WASHINGTON (CNN, Mar. 16) -- Although Republican leaders, including House Speaker Newt Gingrich, are urging Colin Powell to become the vice-presidential nominee, the retired general says he is not interested -- at least not this year.

In an interview with the Chicago Sun-Times, Powell reiterated that he is not running for public office in 1996 and expressed irritation at suggestions that he would.

"It really irritates me that a few people are purporting to speak for me, stirring up this feeding frenzy about my running for vice president," Powell said in the interview, which appears in the newspaper's Sunday edition.

Republican front-runner Bob Dole recently implied that Powell might reconsider his decision if he was convinced that his country needed him.

[Powell quote]

Powell announced last November that he had no interest in being a candidate in 1996, but polls show that his inclusion on the GOP ticket would give a strong boost to Dole's efforts to defeat President Clinton.

Republican leaders Gingrich and New York Sen. Alfonse D'Amato are urging Powell to change his mind.

[Gingrich] [Dole]

Speaking at a town hall meeting with constituents, Gingrich said odds are the Senate majority leader will choose one of three people -- Powell, Michigan Gov. John Engler, or California Attorney General Dan Lungren -- to fill out the Republican ticket.

Gingrich also said he believed Powell would accept such an offer.

"It's very hard for me to imagine, after a lifetime of service, Powell turning down that kind of appeal," the Georgia Republican said.
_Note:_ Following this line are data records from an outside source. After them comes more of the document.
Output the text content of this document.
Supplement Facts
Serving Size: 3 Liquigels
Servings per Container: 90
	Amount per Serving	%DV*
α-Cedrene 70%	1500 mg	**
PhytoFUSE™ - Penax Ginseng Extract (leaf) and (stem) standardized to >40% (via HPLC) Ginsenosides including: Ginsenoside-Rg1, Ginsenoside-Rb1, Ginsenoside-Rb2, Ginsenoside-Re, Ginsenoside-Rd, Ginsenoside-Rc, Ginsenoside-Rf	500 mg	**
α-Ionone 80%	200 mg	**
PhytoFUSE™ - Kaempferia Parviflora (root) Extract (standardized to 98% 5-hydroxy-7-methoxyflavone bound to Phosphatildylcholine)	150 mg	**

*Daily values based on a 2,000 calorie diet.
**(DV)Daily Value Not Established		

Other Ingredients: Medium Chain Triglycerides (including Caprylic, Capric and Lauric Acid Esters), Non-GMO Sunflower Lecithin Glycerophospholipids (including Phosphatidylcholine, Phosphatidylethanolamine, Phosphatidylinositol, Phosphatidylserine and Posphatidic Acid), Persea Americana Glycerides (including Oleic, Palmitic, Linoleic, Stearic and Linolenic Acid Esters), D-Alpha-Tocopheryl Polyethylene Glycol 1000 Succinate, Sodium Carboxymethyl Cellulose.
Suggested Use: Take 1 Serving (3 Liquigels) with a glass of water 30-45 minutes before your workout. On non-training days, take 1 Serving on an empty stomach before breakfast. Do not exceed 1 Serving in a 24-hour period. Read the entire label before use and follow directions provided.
D'Amato, chairman of Dole's national campaign steering committee, said Dole should ignore threats of a GOP convention walkout from Patrick Buchanan and ask Powell to be his vice-presidential nominee.

D'Amato, on CNN's Inside Politics Weekend, called Powell "a great American success story" who would make an effective running mate in the campaign and partner in the White House.

[D'Amato quote]
[Buchanan]

D'Amato said Buchanan should not be "the moral ayatollah" of the Republican Party who decides who can be in the party and who can run for office.

Buchanan has warned that his followers would leave the party if Dole chose Powell, who has described himself as a "Rockefeller Republican." Buchanan has demanded that Dole pick a running mate who is more conservative and holds anti-abortion views.

"Is Pat Buchanan suggesting that anybody who's pro-choice should be banned from the Republican Party?" D'Amato asked. "If he threatens his walkout, as he has, fine, let him do it."